Face à ces inconvénients, des antiquaires ont réorienté leur stratégie afin de maintenir et développer leur activité, en privilégiant des ventes plus discrètes et des formats alternatifs. L’idée n’est pas de disparaître du radar, mais de se repositionner. Moins visible, mais mieux placé – tel est leur credo.

Réinvestir la galerie

Tout miser sur son espace et sa situation géographique, c’est le cas notamment de l’antiquaire Philippe Vichot, qui a arrêté les foires (Biennale, Brafa) il y a une dizaine d’années, et ne compte pas y retourner.« Je n’aime pas travailler dans l’urgence, j’aime le côté feutré de la galerie. Avec mon assistant, Romain Guiot, nous jouons à fond la carte de la galerie, il y en a toujours un qui est présent. Et puis nous sommes dans le Carré Rive Gauche, qui est déjà en lui-même un salon à ciel ouvert ! » L’accueil sur rendez-vous, dans un espace aménagé qui favorise les échanges approfondis, est une bonne alternative car elle séduit une clientèle en quête de discrétion toujours plus nombreuse. « Certains de mes clients ont horreur des vernissages et viennent presque incognito dans ma galerie en chambre », raconte un marchand.
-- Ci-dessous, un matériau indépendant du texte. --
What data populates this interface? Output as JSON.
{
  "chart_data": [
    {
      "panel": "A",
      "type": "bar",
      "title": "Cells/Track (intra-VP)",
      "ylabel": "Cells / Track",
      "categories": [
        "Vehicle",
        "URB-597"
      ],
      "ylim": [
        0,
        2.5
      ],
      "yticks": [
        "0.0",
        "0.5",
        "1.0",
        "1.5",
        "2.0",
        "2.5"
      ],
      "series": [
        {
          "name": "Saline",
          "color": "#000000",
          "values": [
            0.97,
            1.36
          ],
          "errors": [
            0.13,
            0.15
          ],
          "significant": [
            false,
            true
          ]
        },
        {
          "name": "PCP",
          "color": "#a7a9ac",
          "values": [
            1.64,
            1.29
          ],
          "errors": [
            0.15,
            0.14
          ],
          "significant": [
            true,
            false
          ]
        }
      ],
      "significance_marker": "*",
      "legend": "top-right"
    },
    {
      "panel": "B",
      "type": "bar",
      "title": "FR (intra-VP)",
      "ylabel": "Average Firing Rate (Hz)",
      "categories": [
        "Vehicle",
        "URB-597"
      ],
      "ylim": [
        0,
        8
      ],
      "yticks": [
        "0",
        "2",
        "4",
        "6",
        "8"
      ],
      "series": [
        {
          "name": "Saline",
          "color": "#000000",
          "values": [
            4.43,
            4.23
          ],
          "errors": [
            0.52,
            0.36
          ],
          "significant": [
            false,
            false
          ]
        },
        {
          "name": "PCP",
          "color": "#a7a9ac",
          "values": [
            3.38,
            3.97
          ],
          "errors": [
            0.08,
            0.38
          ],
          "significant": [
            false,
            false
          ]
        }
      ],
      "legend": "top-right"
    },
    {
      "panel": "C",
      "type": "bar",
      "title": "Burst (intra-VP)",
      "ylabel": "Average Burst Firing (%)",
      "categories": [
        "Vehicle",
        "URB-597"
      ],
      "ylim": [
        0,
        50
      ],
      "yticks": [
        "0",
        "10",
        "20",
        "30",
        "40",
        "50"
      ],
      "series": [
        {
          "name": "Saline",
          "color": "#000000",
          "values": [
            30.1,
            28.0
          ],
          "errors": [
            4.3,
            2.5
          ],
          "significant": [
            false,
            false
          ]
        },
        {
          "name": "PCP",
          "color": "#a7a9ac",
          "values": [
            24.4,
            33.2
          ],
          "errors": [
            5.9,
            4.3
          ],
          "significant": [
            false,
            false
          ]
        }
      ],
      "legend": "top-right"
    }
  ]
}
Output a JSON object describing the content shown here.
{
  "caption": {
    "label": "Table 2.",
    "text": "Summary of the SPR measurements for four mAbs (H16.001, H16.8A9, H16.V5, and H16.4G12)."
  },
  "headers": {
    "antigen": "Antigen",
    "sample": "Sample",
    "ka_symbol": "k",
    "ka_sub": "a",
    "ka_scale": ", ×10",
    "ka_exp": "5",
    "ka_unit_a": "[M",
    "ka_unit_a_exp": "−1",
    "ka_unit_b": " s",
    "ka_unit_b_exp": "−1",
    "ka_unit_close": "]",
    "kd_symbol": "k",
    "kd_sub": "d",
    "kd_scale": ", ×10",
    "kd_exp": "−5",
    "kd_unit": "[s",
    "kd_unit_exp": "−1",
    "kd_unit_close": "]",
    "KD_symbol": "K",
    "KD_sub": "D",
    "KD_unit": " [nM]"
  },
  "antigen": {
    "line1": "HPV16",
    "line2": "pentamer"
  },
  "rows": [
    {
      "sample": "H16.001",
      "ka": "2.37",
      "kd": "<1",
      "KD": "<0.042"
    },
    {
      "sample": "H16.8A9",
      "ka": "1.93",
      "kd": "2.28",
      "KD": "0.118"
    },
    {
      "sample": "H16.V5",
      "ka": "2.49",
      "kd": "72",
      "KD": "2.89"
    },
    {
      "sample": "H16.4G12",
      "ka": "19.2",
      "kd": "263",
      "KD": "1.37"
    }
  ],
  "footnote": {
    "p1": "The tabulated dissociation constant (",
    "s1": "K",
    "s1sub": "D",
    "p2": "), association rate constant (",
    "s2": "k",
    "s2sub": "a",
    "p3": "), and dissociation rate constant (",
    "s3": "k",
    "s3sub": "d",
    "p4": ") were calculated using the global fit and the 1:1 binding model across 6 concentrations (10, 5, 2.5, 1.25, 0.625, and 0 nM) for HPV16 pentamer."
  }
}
D’autres misent sur le digital, en investissant dans des plateformes spécialisées pour atteindre une audience mondiale, en créant un site web, des catalogues numériques ou en utilisant les réseaux sociaux comme Instagram. « Depuis toujours, je ne fais pas de foire – je n’aime pas les lieux publics, je n’aime pas m’exposer, et ça marchait tellement bien dans le magasin, que ça n’aurait pas servi à grand-chose », explique Valérie Levesque, spécialisée en antiquités asiatiques. « Mais aujourd’hui que l’activité a baissé, je me suis tournée vers le digital, notamment vers WeChat (pour le marché chinois) et Instagram où je publie des objets à vendre. »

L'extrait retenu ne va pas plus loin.